Expedition to the Norwegian Trench to explore carbon burial

News - 31 July 2023 - Webredactie

To explore the role of the North Sea in the global climate system, the NIOZ research vessel Pelagia embarked on an expedition to the Norwegian Trench. On 15 June, the ship docked back at the NIOZ port on Texel, with on board Anna Enge, PhD student Hydraulic Engineering at TU Delft. She takes more than twenty sediment cores and hundred grain size samples back to the TU Delft laboratory. She will explore the dynamics of the sediment that can play a crucial role in the storage of carbon.

The ocean plays an important role in the uptake and storage of carbon. Long-term storage can be achieved by burying carbon in deep-sea sediments. The Norwegian Trench, a deep trench in the North Sea along the Norwegian coast, is known as a depositional area for North Sea sediments and the main pathway of sediment export of the North Sea. Therefore, Enge aims to identify and quantify sediment dynamics in the Norwegian Trench. It is part of the North Sea- Atlantic Exchange (NoSE) project.

During the expedition, Enge hoists samples of sediment on board from the 400-metre-deep trough. The ship bobbles up and down at times. Nevertheless, she immediately sets to work investigating some samples: under what conditions will the sediment move?

Enge took samples of sediment with box core sampling tubes (left) and a multi-corer with twelve sampling tubes (right).

Transport and deposition of sediment

Enge studies sediment properties along with flow velocities. This helps her to determine boundary conditions and spatial and temporal variations in sediment transport. One way to do so, is the erosion experiment on board, called the Gust chamber. The plan to measure erosion on a moving ship required prior preparation, Enge explains: "The North Sea by no means guarantees calm waters. I didn't want my sediment samples for my erosion experiment to be shaken.” To compensate for the movement of the ship, the technicians at TU Delft built a table on which the experiment does not feel the movement.

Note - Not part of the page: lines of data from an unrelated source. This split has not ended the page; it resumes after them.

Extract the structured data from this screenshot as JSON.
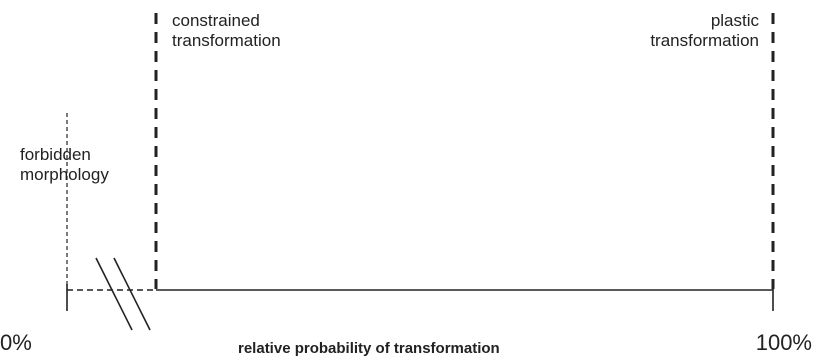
{
  "labels": {
    "constrained_line1": "constrained",
    "constrained_line2": "transformation",
    "plastic_line1": "plastic",
    "plastic_line2": "transformation",
    "forbidden_line1": "forbidden",
    "forbidden_line2": "morphology"
  },
  "axis": {
    "min_label": "0%",
    "max_label": "100%",
    "title": "relative probability of transformation"
  },
  "colors": {
    "ink": "#222222"
  }
}
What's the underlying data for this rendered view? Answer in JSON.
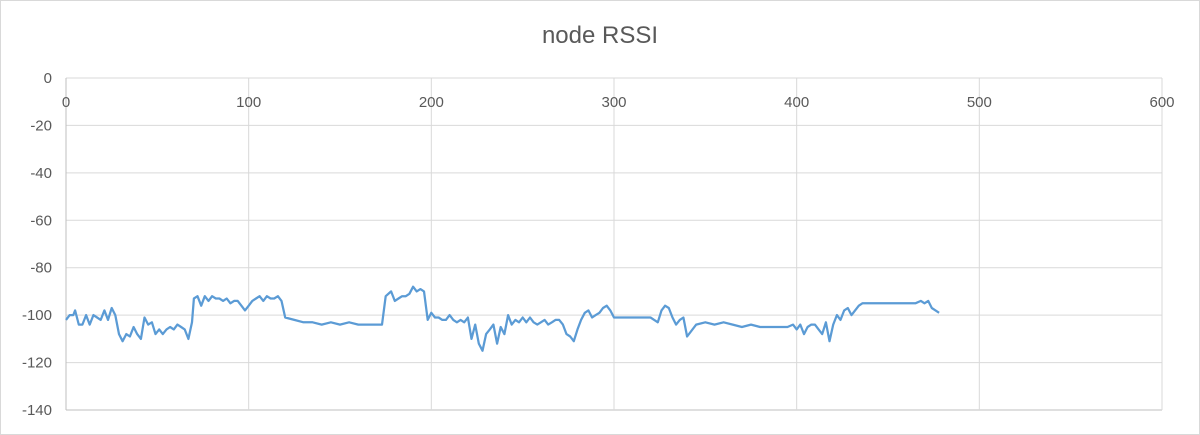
{
  "chart_data": {
    "type": "line",
    "title": "node RSSI",
    "xlabel": "",
    "ylabel": "",
    "xlim": [
      0,
      600
    ],
    "ylim": [
      -140,
      0
    ],
    "x_ticks": [
      "0",
      "100",
      "200",
      "300",
      "400",
      "500",
      "600"
    ],
    "y_ticks": [
      "0",
      "-20",
      "-40",
      "-60",
      "-80",
      "-100",
      "-120",
      "-140"
    ],
    "grid": true,
    "legend": "none",
    "line_color": "#5b9bd5",
    "series": [
      {
        "x": [
          0,
          2,
          4,
          5,
          7,
          9,
          11,
          13,
          15,
          17,
          19,
          21,
          23,
          25,
          27,
          29,
          31,
          33,
          35,
          37,
          39,
          41,
          43,
          45,
          47,
          49,
          51,
          53,
          55,
          57,
          59,
          61,
          63,
          65,
          67,
          69,
          70,
          72,
          74,
          76,
          78,
          80,
          82,
          84,
          86,
          88,
          90,
          92,
          94,
          96,
          98,
          100,
          102,
          104,
          106,
          108,
          110,
          112,
          114,
          116,
          118,
          120,
          125,
          130,
          135,
          140,
          145,
          150,
          155,
          160,
          165,
          170,
          173,
          175,
          178,
          180,
          182,
          184,
          186,
          188,
          190,
          192,
          194,
          196,
          198,
          200,
          202,
          204,
          206,
          208,
          210,
          212,
          214,
          216,
          218,
          220,
          222,
          224,
          226,
          228,
          230,
          232,
          234,
          236,
          238,
          240,
          242,
          244,
          246,
          248,
          250,
          252,
          254,
          256,
          258,
          260,
          262,
          264,
          266,
          268,
          270,
          272,
          274,
          276,
          278,
          280,
          282,
          284,
          286,
          288,
          290,
          292,
          294,
          296,
          298,
          300,
          305,
          310,
          315,
          320,
          322,
          324,
          326,
          328,
          330,
          332,
          334,
          336,
          338,
          340,
          345,
          350,
          355,
          360,
          365,
          370,
          375,
          380,
          385,
          390,
          395,
          398,
          400,
          402,
          404,
          406,
          408,
          410,
          412,
          414,
          416,
          418,
          420,
          422,
          424,
          426,
          428,
          430,
          432,
          434,
          436,
          438,
          440,
          445,
          450,
          455,
          460,
          465,
          468,
          470,
          472,
          474,
          476,
          478
        ],
        "y": [
          -102,
          -100,
          -100,
          -98,
          -104,
          -104,
          -100,
          -104,
          -100,
          -101,
          -102,
          -98,
          -102,
          -97,
          -100,
          -108,
          -111,
          -108,
          -109,
          -105,
          -108,
          -110,
          -101,
          -104,
          -103,
          -108,
          -106,
          -108,
          -106,
          -105,
          -106,
          -104,
          -105,
          -106,
          -110,
          -103,
          -93,
          -92,
          -96,
          -92,
          -94,
          -92,
          -93,
          -93,
          -94,
          -93,
          -95,
          -94,
          -94,
          -96,
          -98,
          -96,
          -94,
          -93,
          -92,
          -94,
          -92,
          -93,
          -93,
          -92,
          -94,
          -101,
          -102,
          -103,
          -103,
          -104,
          -103,
          -104,
          -103,
          -104,
          -104,
          -104,
          -104,
          -92,
          -90,
          -94,
          -93,
          -92,
          -92,
          -91,
          -88,
          -90,
          -89,
          -90,
          -102,
          -99,
          -101,
          -101,
          -102,
          -102,
          -100,
          -102,
          -103,
          -102,
          -103,
          -101,
          -110,
          -104,
          -112,
          -115,
          -108,
          -106,
          -104,
          -112,
          -105,
          -108,
          -100,
          -104,
          -102,
          -103,
          -101,
          -103,
          -101,
          -103,
          -104,
          -103,
          -102,
          -104,
          -103,
          -102,
          -102,
          -104,
          -108,
          -109,
          -111,
          -106,
          -102,
          -99,
          -98,
          -101,
          -100,
          -99,
          -97,
          -96,
          -98,
          -101,
          -101,
          -101,
          -101,
          -101,
          -102,
          -103,
          -98,
          -96,
          -97,
          -101,
          -104,
          -102,
          -101,
          -109,
          -104,
          -103,
          -104,
          -103,
          -104,
          -105,
          -104,
          -105,
          -105,
          -105,
          -105,
          -104,
          -106,
          -104,
          -108,
          -105,
          -104,
          -104,
          -106,
          -108,
          -103,
          -111,
          -104,
          -100,
          -102,
          -98,
          -97,
          -100,
          -98,
          -96,
          -95,
          -95,
          -95,
          -95,
          -95,
          -95,
          -95,
          -95,
          -94,
          -95,
          -94,
          -97,
          -98,
          -99
        ]
      }
    ]
  }
}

Generated shear stresses in the Gust chamber will go over the sediment surface of the sample. “I investigate at wat flow velocities resuspension can occur. This way, we can identify hotspots for erosion and carbon transport on one hand, and for deposition and carbon burial on the other.” Eventually these hotspots are highly interesting to further investigate in relation to climate change.

Enge while working with the Gust chamber experiment. The cylinder is mounted on the moving table which was built especially for this project.

Another way to investigate sediment dynamics, is recording flow velocities of the water deep in the trench. Enge left two measuring instruments behind, at five and twenty meter above the bottom. These will record flow velocities in high resolution over a year and provide insight into the seasonal variability. Enge is looking forward to next year: “We can link what we know from this year's sediment characteristics to the velocity data we'll get next year. It all adds up to a very promising database and will help us determine the dynamics of sediment in the Norwegian Trench."

This ADV measuring instrument, encased in a frame, is deployed for one year on a mooring. It will record turbulence data at 5 m above the bed.

Understanding the role of the Trench in the global climate system

On the ship, six PhD students from several institutes (Royal Netherlands Institute for Sea Research NIOZ, Utrecht University and University of Groningen) collaborated on the NoSE project. In particular, Enge focuses on the physical factors that affect the transport of sediment such as the effects of ocean current velocity. Other focus areas within the NoSE project are, for example, the organic and inorganic water chemistry and paleo-analysis of the sediment. Enge: "This multi-disciplinary approach allows us to look at research questions from different perspectives. Our joint projects will provide insights into the role of the Norwegian Trench in the global climate system. It's important to incorporate this role into climate models and validate them with the data we gain through our research."